Он сидел на табуретке обескураженный и чувствовал себя гадко. Какая-то незнакомая женщина, какой-то Тихо-Пропащенск, черт знает где находящийся, сам он, неизвестно зачем свалившийся сюда, в эту странную квартиру без телевизора, но с козой… И потом эти неприятные провалы в памяти и главное — уже 99-й год на исходе! Он вдруг засуетился, снова стал косить глазом по углам:
— Мне надо срочно позвонить в Москву! У вас, конечно, нет телефона. У вас ничего нет. Как вы тут живете, я вообще не понимаю.
— Так и живем, — вздохнула Люба. — А позвонить можно только из мэрии…
— Ах, у вас есть мэрия? Замечательно. Проводите меня туда немедленно.
— Но… нас туда не пустят.
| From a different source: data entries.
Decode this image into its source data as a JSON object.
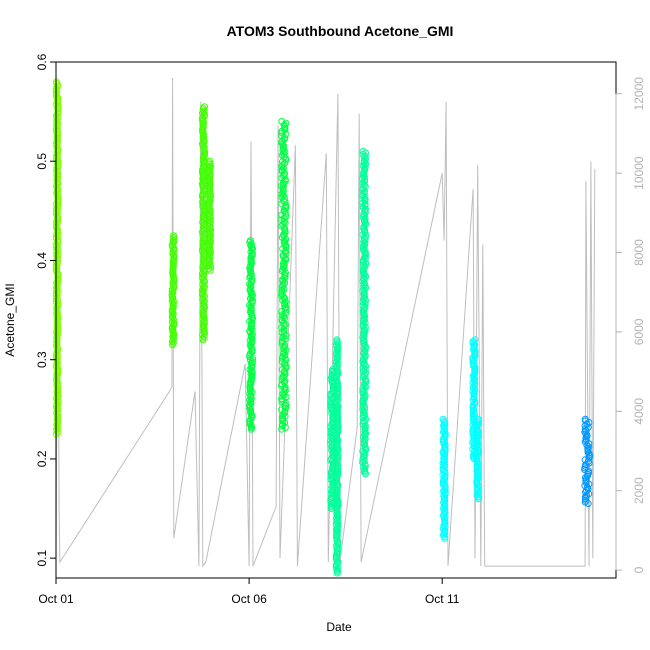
{
  "chart_data": {
    "type": "scatter",
    "title": "ATOM3 Southbound Acetone_GMI",
    "xlabel": "Date",
    "ylabel": "Acetone_GMI",
    "xlim": [
      0.0,
      14.5
    ],
    "ylim": [
      0.08,
      0.6
    ],
    "y2lim": [
      -200,
      12800
    ],
    "x_ticks": [
      {
        "value": 0,
        "label": "Oct 01"
      },
      {
        "value": 5,
        "label": "Oct 06"
      },
      {
        "value": 10,
        "label": "Oct 11"
      }
    ],
    "y_ticks": [
      0.1,
      0.2,
      0.3,
      0.4,
      0.5,
      0.6
    ],
    "y2_ticks": [
      0,
      2000,
      4000,
      6000,
      8000,
      10000,
      12000
    ],
    "grid": false,
    "legend": "none",
    "altitude_color": "#bebebe",
    "series": [
      {
        "day": 0.03,
        "x_width": 0.05,
        "y_min": 0.225,
        "y_max": 0.58,
        "color": "#80ff00"
      },
      {
        "day": 3.03,
        "x_width": 0.05,
        "y_min": 0.315,
        "y_max": 0.425,
        "color": "#40ff00"
      },
      {
        "day": 3.82,
        "x_width": 0.06,
        "y_min": 0.32,
        "y_max": 0.555,
        "color": "#40ff00"
      },
      {
        "day": 3.98,
        "x_width": 0.05,
        "y_min": 0.39,
        "y_max": 0.5,
        "color": "#40ff00"
      },
      {
        "day": 5.05,
        "x_width": 0.08,
        "y_min": 0.23,
        "y_max": 0.42,
        "color": "#00ff40"
      },
      {
        "day": 5.9,
        "x_width": 0.12,
        "y_min": 0.23,
        "y_max": 0.54,
        "color": "#00ff40"
      },
      {
        "day": 7.15,
        "x_width": 0.08,
        "y_min": 0.15,
        "y_max": 0.29,
        "color": "#00ff99"
      },
      {
        "day": 7.28,
        "x_width": 0.05,
        "y_min": 0.085,
        "y_max": 0.32,
        "color": "#00ff99"
      },
      {
        "day": 7.98,
        "x_width": 0.08,
        "y_min": 0.185,
        "y_max": 0.51,
        "color": "#00ff99"
      },
      {
        "day": 10.05,
        "x_width": 0.06,
        "y_min": 0.12,
        "y_max": 0.24,
        "color": "#00ffff"
      },
      {
        "day": 10.82,
        "x_width": 0.06,
        "y_min": 0.2,
        "y_max": 0.32,
        "color": "#00ffff"
      },
      {
        "day": 10.92,
        "x_width": 0.05,
        "y_min": 0.16,
        "y_max": 0.24,
        "color": "#00ffff"
      },
      {
        "day": 13.75,
        "x_width": 0.14,
        "y_min": 0.155,
        "y_max": 0.24,
        "color": "#0099ff"
      }
    ],
    "altitude_line": [
      [
        0.0,
        400
      ],
      [
        0.05,
        9500
      ],
      [
        0.08,
        1500
      ],
      [
        0.1,
        200
      ],
      [
        3.0,
        4600
      ],
      [
        3.02,
        12400
      ],
      [
        3.05,
        800
      ],
      [
        3.6,
        4500
      ],
      [
        3.7,
        100
      ],
      [
        3.75,
        11800
      ],
      [
        3.8,
        100
      ],
      [
        3.88,
        200
      ],
      [
        4.9,
        5200
      ],
      [
        5.0,
        100
      ],
      [
        5.05,
        10800
      ],
      [
        5.1,
        100
      ],
      [
        5.7,
        1600
      ],
      [
        5.75,
        11200
      ],
      [
        5.8,
        300
      ],
      [
        6.2,
        10700
      ],
      [
        6.25,
        100
      ],
      [
        7.0,
        10500
      ],
      [
        7.05,
        200
      ],
      [
        7.3,
        12000
      ],
      [
        7.35,
        200
      ],
      [
        7.8,
        3600
      ],
      [
        7.85,
        11500
      ],
      [
        7.9,
        200
      ],
      [
        10.0,
        10000
      ],
      [
        10.05,
        8300
      ],
      [
        10.1,
        11800
      ],
      [
        10.15,
        100
      ],
      [
        10.8,
        9600
      ],
      [
        10.85,
        300
      ],
      [
        10.92,
        10200
      ],
      [
        11.0,
        100
      ],
      [
        11.05,
        8200
      ],
      [
        11.1,
        100
      ],
      [
        13.7,
        100
      ],
      [
        13.72,
        9800
      ],
      [
        13.8,
        100
      ],
      [
        13.85,
        10300
      ],
      [
        13.9,
        300
      ],
      [
        13.95,
        10100
      ]
    ]
  }
}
Туда никого не пускают.
— Это меня не пустят? — Гога-Гоша возмущенно надул щеки и опять стал похож на кого-то, но Люба опять не успела сообразить на кого, как он уже с шумом выдохнул и обмяк, как резиновый мяч, из которого спустили воздух. — Да они сочтут за честь, да я… Пусть только попробуют меня не пустить!
Люба строго на него посмотрела и сказала:
— Ну, вот что. Я за водой схожу и молоко Машкино на рынок снесу, вернусь быстро, а вы ложитесь и отдохните немного, потом договорим.
И ушла.
Гога-Гоша почувствовал вдруг, как сильно устал за сегодняшнее утро, и решил, что немного отдохнуть не помешает. Он лег на топчан, натянул на себя плед, подозрительно попахивавший, как и все в этой комнате, козой Машкой, и попытался уснуть, но, как ни ворочался, не смог.
ГЛАВА ЧЕТВЕРТАЯ,
в которой по городу летают письма и ходит автобус без водителя
Город уже проснулся и жил своей жизнью. Навстречу Любе то и дело попадались женщины с маленькими тележками, на которых дребезжали пустые бидоны, кастрюли и ведра. Обычно в это время они направлялись за водой, на Овчаров ручей, находившийся как раз на опушке Тихого леса. Вообще-то в Тихо-Пропащенске был свой водопровод, построенный, как любили пошутить не чуждые поэзии городские чиновники, «еще рабами Рима». Со временем он стал давать протечку то в одном, то в другом месте, и пока в городской казне были деньги, его кое-как латали, надеясь дожить до лучших времен, когда можно будет произвести капитальный ремонт всей системы. Однако лучшие времена все не наступали, а водопровод в один прекрасный день прорвало прямо в центре города, в результате чего затопило подвалы всех стоящих в центре домов, включая мэрию, которая хранила в своем цоколе городской архив. Так что теперь, если вдруг кому-нибудь нужна была справка о рождении, вступлении в брак или, на худой конец, смерти, получить таковую было уже никак невозможно — все бумаги, подтверждающие гражданское состояние тихопропащенских жителей, смыло. Мало того, в тот же день в районе вокзала прорвало канализацию, по городу потекли фекалии, и на пересечении улицы Вокзальной с площадью Свободы (бывшей — Труда) все смешалось в один безобразно мутный и зловонный поток. После этого ЧП решено было отключить водопровод и канализацию совсем, тем более, что все равно содержать их дальше было не на что. Жители, как всегда, пороптали на жизнь и на власть, но быстро привыкли и приловчились за водой ходить кто — на речку Пропащенку, кто — на Овчаров ручей, а нужду справлять прямо там же, на берегу или в лесу, в так называемых Пастушьих пещерах, при этом ближнюю пещеру великодушно уступили женщинам, начертав прямо на скале большую корявую букву «Ж», а в дальнюю стали ходить мужчины, соответственно накарябав сбоку от входа букву «М», получившуюся очень похожей на знак Московского метрополитена. Детям до 12 лет разрешено было использовать кустики.